Los Padres National Forest Watch – an environmental watchdog group – in concert with the research-oriented California Chaparral Institute, filed a lawsuit against the U.S. Forest Service last week. The groups claim there is a lack of opportunity for public input into the USFS’s decision making process for land-management policy. More specifically, they are focusing on the Tepusquet Fuels Treatment Project, a prescribed burn program the two groups maintain was approved without an environmental analysis or public hearings.

“Our number one concern is looking at the bigger picture and the long term consequences of what’s happening now,” said Richard Halsey, an ecologist from the Escondido-based Chaparral Institute. “In the end, the fuel treatment of this 18,000 acres is a political one. It’s not good land management based upon science, and that’s not good.”

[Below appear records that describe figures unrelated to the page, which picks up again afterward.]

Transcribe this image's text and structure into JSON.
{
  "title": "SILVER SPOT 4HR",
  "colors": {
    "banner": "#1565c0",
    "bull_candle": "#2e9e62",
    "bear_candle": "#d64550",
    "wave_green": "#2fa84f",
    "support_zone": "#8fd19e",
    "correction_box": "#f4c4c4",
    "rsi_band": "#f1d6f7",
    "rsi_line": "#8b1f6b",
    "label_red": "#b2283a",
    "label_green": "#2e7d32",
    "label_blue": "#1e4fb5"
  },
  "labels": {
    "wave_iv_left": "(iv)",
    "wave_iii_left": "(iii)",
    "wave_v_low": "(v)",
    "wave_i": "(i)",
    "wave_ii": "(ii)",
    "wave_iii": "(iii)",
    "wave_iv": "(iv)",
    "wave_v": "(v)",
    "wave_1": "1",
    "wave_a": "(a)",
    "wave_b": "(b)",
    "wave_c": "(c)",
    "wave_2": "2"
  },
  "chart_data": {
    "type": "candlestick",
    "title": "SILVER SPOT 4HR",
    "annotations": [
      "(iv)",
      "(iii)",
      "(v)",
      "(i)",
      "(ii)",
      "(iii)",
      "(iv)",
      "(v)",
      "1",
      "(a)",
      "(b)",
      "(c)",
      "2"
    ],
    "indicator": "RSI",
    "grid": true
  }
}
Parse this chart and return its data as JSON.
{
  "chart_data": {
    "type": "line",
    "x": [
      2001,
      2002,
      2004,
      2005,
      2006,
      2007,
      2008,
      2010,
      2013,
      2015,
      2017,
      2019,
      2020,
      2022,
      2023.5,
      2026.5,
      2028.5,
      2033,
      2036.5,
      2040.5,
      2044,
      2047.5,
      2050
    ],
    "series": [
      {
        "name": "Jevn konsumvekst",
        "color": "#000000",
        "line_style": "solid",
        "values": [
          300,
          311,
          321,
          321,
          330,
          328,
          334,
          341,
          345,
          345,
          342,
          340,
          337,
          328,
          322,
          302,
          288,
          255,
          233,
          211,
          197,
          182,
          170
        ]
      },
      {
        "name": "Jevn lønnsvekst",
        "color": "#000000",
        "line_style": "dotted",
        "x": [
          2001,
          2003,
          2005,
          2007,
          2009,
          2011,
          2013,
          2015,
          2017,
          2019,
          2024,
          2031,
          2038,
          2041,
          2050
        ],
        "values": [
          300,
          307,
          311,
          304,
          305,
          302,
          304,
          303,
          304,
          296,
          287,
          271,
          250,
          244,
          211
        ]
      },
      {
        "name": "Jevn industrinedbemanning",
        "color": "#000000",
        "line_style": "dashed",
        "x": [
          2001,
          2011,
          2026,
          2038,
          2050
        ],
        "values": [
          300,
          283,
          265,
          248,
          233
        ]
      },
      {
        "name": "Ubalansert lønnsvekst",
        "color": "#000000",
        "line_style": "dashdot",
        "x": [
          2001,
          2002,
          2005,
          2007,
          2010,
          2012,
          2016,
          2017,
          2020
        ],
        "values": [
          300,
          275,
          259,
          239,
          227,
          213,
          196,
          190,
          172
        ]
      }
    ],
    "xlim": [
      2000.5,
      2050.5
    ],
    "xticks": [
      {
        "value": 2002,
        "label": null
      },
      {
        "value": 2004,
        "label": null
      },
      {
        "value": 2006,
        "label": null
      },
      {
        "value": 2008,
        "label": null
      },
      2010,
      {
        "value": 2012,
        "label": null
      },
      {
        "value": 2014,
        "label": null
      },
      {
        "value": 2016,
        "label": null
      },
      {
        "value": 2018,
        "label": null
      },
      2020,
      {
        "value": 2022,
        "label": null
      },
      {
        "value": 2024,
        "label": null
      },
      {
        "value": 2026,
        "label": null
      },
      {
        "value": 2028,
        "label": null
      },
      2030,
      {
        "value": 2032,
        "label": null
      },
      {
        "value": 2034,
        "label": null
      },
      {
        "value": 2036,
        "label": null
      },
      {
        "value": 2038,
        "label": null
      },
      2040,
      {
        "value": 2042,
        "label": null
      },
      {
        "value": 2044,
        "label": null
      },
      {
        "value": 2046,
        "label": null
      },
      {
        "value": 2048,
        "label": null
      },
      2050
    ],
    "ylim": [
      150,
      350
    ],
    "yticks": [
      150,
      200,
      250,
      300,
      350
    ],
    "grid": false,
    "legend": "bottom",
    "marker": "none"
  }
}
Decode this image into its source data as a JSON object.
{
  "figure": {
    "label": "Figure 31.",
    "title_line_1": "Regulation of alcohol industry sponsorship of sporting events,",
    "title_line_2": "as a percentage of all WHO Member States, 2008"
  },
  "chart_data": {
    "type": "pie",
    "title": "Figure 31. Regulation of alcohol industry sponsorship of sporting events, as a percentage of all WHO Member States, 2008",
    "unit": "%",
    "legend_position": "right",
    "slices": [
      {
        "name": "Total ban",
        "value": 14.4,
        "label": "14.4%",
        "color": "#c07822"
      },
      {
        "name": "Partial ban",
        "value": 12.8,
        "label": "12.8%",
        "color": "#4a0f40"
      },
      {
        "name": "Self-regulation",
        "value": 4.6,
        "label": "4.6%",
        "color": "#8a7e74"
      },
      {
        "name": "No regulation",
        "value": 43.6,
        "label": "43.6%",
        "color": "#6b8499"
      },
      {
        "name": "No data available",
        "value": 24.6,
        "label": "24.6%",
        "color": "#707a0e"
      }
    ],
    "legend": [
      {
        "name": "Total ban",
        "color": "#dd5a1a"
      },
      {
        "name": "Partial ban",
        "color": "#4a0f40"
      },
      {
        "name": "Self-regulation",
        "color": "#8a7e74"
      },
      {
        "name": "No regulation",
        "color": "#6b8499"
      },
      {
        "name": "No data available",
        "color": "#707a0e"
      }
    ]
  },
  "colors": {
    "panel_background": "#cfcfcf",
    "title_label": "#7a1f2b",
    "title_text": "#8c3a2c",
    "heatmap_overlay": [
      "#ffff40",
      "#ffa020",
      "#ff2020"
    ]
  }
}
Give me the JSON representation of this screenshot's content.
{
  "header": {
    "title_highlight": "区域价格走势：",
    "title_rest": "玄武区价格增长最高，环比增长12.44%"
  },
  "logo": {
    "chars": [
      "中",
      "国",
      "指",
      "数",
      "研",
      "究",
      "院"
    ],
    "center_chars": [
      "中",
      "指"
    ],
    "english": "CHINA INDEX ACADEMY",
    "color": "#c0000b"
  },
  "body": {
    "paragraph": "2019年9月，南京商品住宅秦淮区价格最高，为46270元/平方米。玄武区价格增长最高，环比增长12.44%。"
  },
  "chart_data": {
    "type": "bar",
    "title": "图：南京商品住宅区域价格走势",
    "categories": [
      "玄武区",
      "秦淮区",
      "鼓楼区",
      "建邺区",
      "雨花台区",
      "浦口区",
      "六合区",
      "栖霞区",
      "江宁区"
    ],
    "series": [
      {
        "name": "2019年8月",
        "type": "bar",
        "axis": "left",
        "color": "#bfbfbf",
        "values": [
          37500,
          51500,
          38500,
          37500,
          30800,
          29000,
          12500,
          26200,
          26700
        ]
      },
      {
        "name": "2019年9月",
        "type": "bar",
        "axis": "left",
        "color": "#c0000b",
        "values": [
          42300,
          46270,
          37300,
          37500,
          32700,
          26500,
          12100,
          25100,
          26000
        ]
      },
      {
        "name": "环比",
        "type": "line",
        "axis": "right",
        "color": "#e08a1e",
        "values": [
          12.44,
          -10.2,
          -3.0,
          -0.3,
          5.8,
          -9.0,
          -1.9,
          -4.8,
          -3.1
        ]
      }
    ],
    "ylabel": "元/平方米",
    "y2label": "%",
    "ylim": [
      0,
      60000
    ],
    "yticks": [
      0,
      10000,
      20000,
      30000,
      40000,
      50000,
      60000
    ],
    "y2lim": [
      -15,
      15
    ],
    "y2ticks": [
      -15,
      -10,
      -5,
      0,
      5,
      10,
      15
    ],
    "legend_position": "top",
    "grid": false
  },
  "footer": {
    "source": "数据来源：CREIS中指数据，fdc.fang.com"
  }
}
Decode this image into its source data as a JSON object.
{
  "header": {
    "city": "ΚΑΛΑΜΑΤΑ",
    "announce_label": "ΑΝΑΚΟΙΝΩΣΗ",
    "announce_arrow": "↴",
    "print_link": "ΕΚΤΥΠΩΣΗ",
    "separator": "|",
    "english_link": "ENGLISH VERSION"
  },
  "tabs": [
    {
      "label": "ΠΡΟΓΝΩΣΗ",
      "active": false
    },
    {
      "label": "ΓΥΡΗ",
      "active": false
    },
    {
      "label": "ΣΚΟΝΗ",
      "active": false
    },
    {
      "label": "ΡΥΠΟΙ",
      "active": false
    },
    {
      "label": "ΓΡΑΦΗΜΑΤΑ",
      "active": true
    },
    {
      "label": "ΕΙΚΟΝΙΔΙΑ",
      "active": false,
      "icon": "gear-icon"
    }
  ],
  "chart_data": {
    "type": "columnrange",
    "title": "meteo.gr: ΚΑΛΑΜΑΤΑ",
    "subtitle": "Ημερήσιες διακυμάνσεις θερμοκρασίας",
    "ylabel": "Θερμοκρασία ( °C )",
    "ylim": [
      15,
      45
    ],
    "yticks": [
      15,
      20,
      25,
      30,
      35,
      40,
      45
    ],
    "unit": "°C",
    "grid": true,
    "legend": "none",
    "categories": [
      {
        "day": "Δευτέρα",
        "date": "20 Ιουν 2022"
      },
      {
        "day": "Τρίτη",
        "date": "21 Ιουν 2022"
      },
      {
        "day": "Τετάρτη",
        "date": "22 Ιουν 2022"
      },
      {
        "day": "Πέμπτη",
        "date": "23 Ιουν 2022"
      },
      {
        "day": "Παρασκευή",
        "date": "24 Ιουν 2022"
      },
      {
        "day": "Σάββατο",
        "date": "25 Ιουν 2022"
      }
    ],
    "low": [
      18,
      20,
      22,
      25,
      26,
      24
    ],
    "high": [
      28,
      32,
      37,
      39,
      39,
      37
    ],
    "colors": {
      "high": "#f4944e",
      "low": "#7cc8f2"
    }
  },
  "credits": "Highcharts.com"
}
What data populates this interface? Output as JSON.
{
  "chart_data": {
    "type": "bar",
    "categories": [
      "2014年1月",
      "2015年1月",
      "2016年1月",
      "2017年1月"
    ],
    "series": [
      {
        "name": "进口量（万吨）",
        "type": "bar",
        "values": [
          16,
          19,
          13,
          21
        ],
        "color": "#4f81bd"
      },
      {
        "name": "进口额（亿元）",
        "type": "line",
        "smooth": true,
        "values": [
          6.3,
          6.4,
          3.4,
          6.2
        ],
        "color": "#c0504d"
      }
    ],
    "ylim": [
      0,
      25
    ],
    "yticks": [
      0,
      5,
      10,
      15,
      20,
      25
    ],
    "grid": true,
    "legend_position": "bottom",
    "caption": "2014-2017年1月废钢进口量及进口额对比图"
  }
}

However, some residents of Tepusquet Canyon, which runs from Foxen Cayon Road to Highway 166 in northern Santa Barbara County, disagreed with the allegation that the Forest Service doesn’t involve the public. “Do I like everything they do? No,” said Linda Tunnel. “But they do try their darndest to work with the homeowners who live over here. When we have concerns, they always listen to us and have been very open about that they can and can’t do.” Tunnel is among the approximately 160 families who live in Tepusquet Canyon. The La Brea Fire, which burned nearly 90,000 acres in August, came fairly close to her home. “I want to be prepared, and if the Forest Service can do it using winter [prescribed] burns and other ways that can protect us, I’m in favor of it,” she continued, adding that she hadn’t seen anyone from Los Padres National Forest Watch or the Chaparral Institute at any of the public meetings she attended.

Halsey painted a different picture, saying that although he applauds the Forest Service for its firefighting efforts, it has a tendency to destroy chaparral when it doesn’t have to. “I am in complete agreement about doing proper vegetation management near population centers, but the Forest Service is going miles away from any picnic table. They’re doing their own habitat restoration under the false assumption that shrubland is unnatural,” he said, explaining that peoples’ fear of fire, and subsequent clearing of chaparral, is causing a conversion of the land into grassland. “Most people just see this stuff as brush and weeds -it’s not 100-foot sequoias, so it doesn’t seem to matter.”

According to researchers at UCSB and the University of Arizona, although grass fires don’t burn as hot as those fueled by chaparral, they do burn more frequently, and with just as high a potential to impinge upon safety and destroy property.

Halsey said the lawsuit is symptomatic of a “complete breakdown of the system currently in place,” and called for a reform of the way people look at wildland fire preparation. Instead of burning wild chaparral, he said, “You have to start at the structure and at the community level and work out.”

While the two plaintiffs in the suit are among the only environmental organizations to tread upon the controversial topic of fire protection, Halsey sees it as an opportunity to change peoples’ mentality about how fires are fought. Tunnel, for her part, has had enough. “I don’t think much of this lawsuit at all,” she said. “They’re nitpicking over paperwork and wasting taxpayer dollars.”